Early in our development as therapists, we noticed that our textbooks and courses often emphasized what therapists were supposed to say or do. It seemed as though if we talked in some particular way (e.g., “That must have been tough”), clients would inevitably understand that we were performing certain actions, such as showing empathy or validating their experiences. We soon realized that therapy interactions do not necessarily go as expected; our conversations with families were dynamic and sometimes unpredictable.

Conducting discursive research provided us with a useful framework to look closely at the details of our interactions, including how clients responded to our intended interventions with minute verbal and non-verbal cues. We learned to slow down and check in with clients when their responses informed us that we may have missed something important. Discursive research methods have also helped us look closely at the dominant cultural ideas informing clients’ (and our) lives, attend to broader structures of oppression, and invite families to move beyond gender, racial, and other stereotypes (McDowell et ah, 2018; McGoldrick and Hardy, 2019). We feel better equipped to recognize times when we may be using our position as family therapists to “impose” our own ideas rather than collaborate with clients to create and negotiate understandings that are mutually agreeable. As such, adopting this framework has enabled us to take a more critical, reflexive stance on our practice, with greater awareness of how power can be enacted and challenged in therapy conversations (Guilfoyle, 2003).

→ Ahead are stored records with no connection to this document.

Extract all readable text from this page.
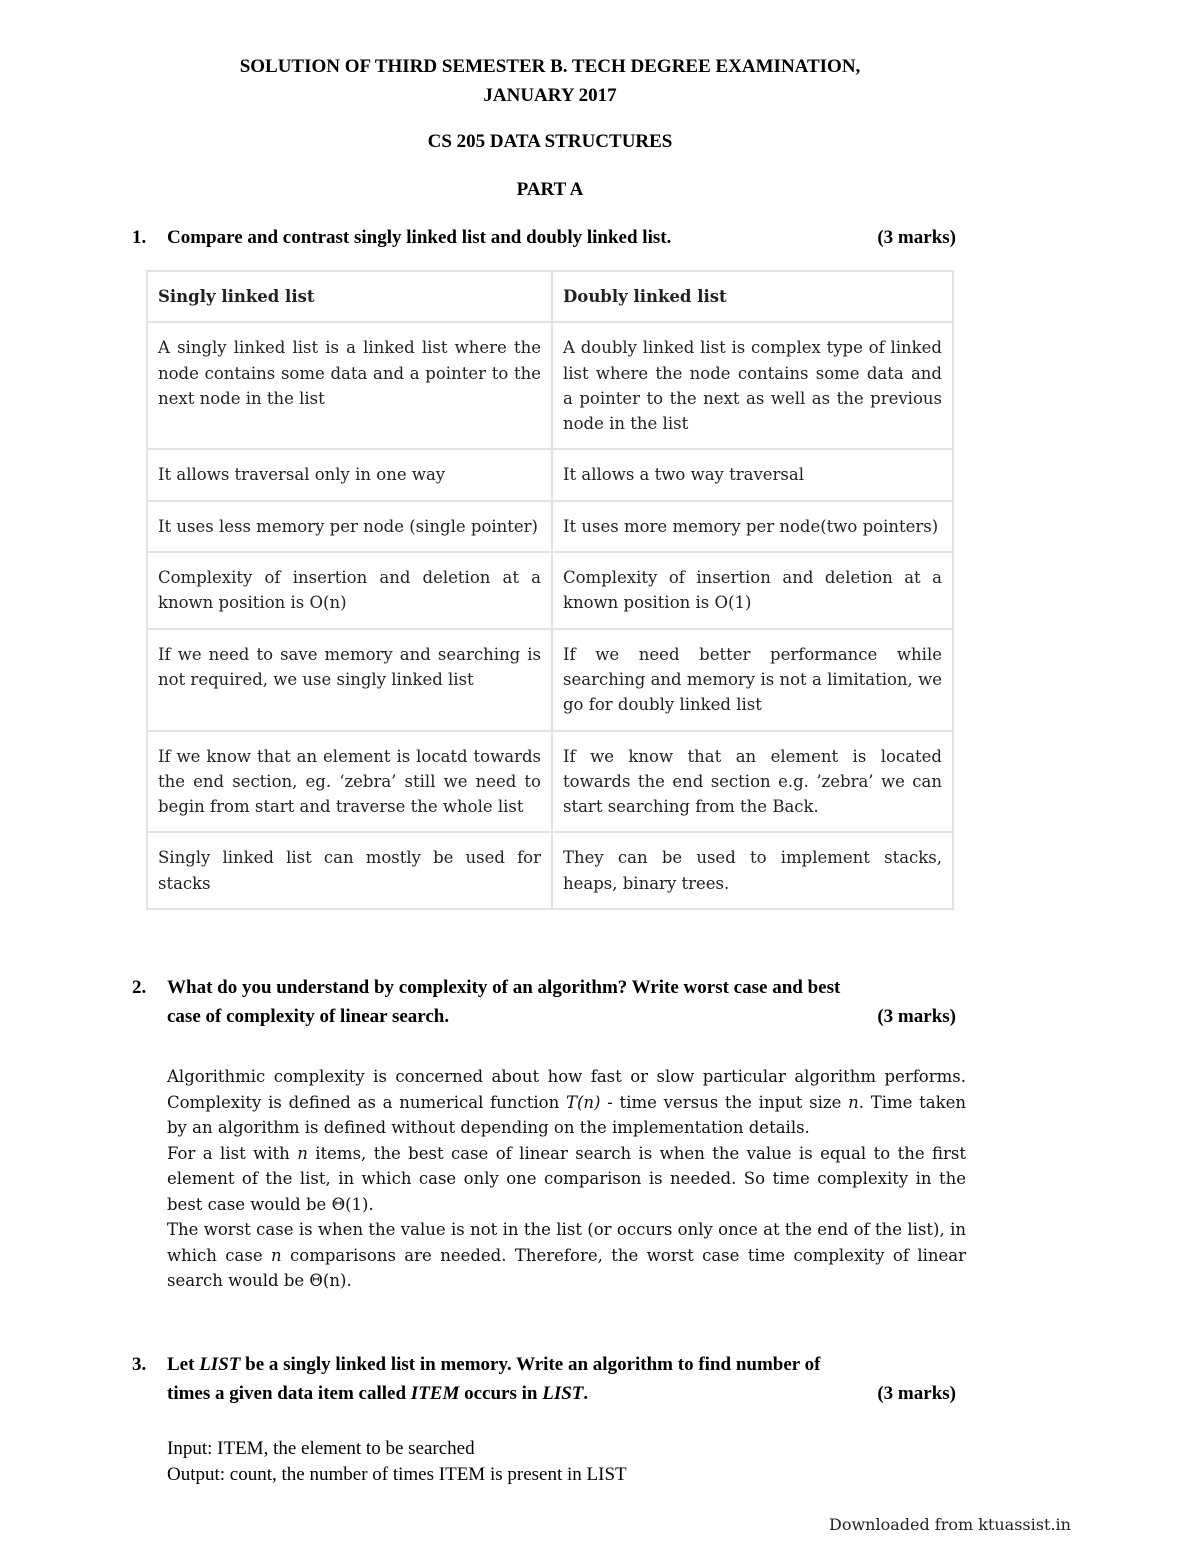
SOLUTION OF THIRD SEMESTER B. TECH DEGREE EXAMINATION,
JANUARY 2017
CS 205 DATA STRUCTURES
PART A
1. Compare and contrast singly linked list and doubly linked list.	(3 marks)
Singly linked list	Doubly linked list
A singly linked list is a linked list where the node contains some data and a pointer to the next node in the list	A doubly linked list is complex type of linked list where the node contains some data and a pointer to the next as well as the previous node in the list
It allows traversal only in one way	It allows a two way traversal
It uses less memory per node (single pointer)	It uses more memory per node(two pointers)
Complexity of insertion and deletion at a known position is O(n)	Complexity of insertion and deletion at a known position is O(1)
If we need to save memory and searching is not required, we use singly linked list	If we need better performance while searching and memory is not a limitation, we go for doubly linked list
If we know that an element is locatd towards the end section, eg. ‘zebra’ still we need to begin from start and traverse the whole list	If we know that an element is located towards the end section e.g. ’zebra’ we can start searching from the Back.
Singly linked list can mostly be used for stacks	They can be used to implement stacks, heaps, binary trees.
2. What do you understand by complexity of an algorithm? Write worst case and best
case of complexity of linear search.	(3 marks)
Algorithmic complexity is concerned about how fast or slow particular algorithm performs. Complexity is defined as a numerical function T(n) - time versus the input size n. Time taken by an algorithm is defined without depending on the implementation details.
For a list with n items, the best case of linear search is when the value is equal to the first element of the list, in which case only one comparison is needed. So time complexity in the best case would be Θ(1).
The worst case is when the value is not in the list (or occurs only once at the end of the list), in which case n comparisons are needed. Therefore, the worst case time complexity of linear search would be Θ(n).
3. Let LIST be a singly linked list in memory. Write an algorithm to find number of
times a given data item called ITEM occurs in LIST.	(3 marks)
Input: ITEM, the element to be searched
Output: count, the number of times ITEM is present in LIST
Downloaded from ktuassist.in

From the family therapy literature, we learned that it is important for us to remain neutral and not side with selected family members. We were less clear about how to implement a neutral stance. Discursive inquiry offered possible conversational means of maintaining a neutral stance. We learned, for example, that speaking in generalities (e.g., “Some people find that ... Often this is what happens ...”) may be a way to challenge certain views or introduce alternative views without leaving clients feeling blamed or criticized. We also learned that rather than responding to clients ourselves (e.g., challenging, disagreeing, offering alternatives), we could ask others in the family to respond to them and build on their responses or introduce alternative views.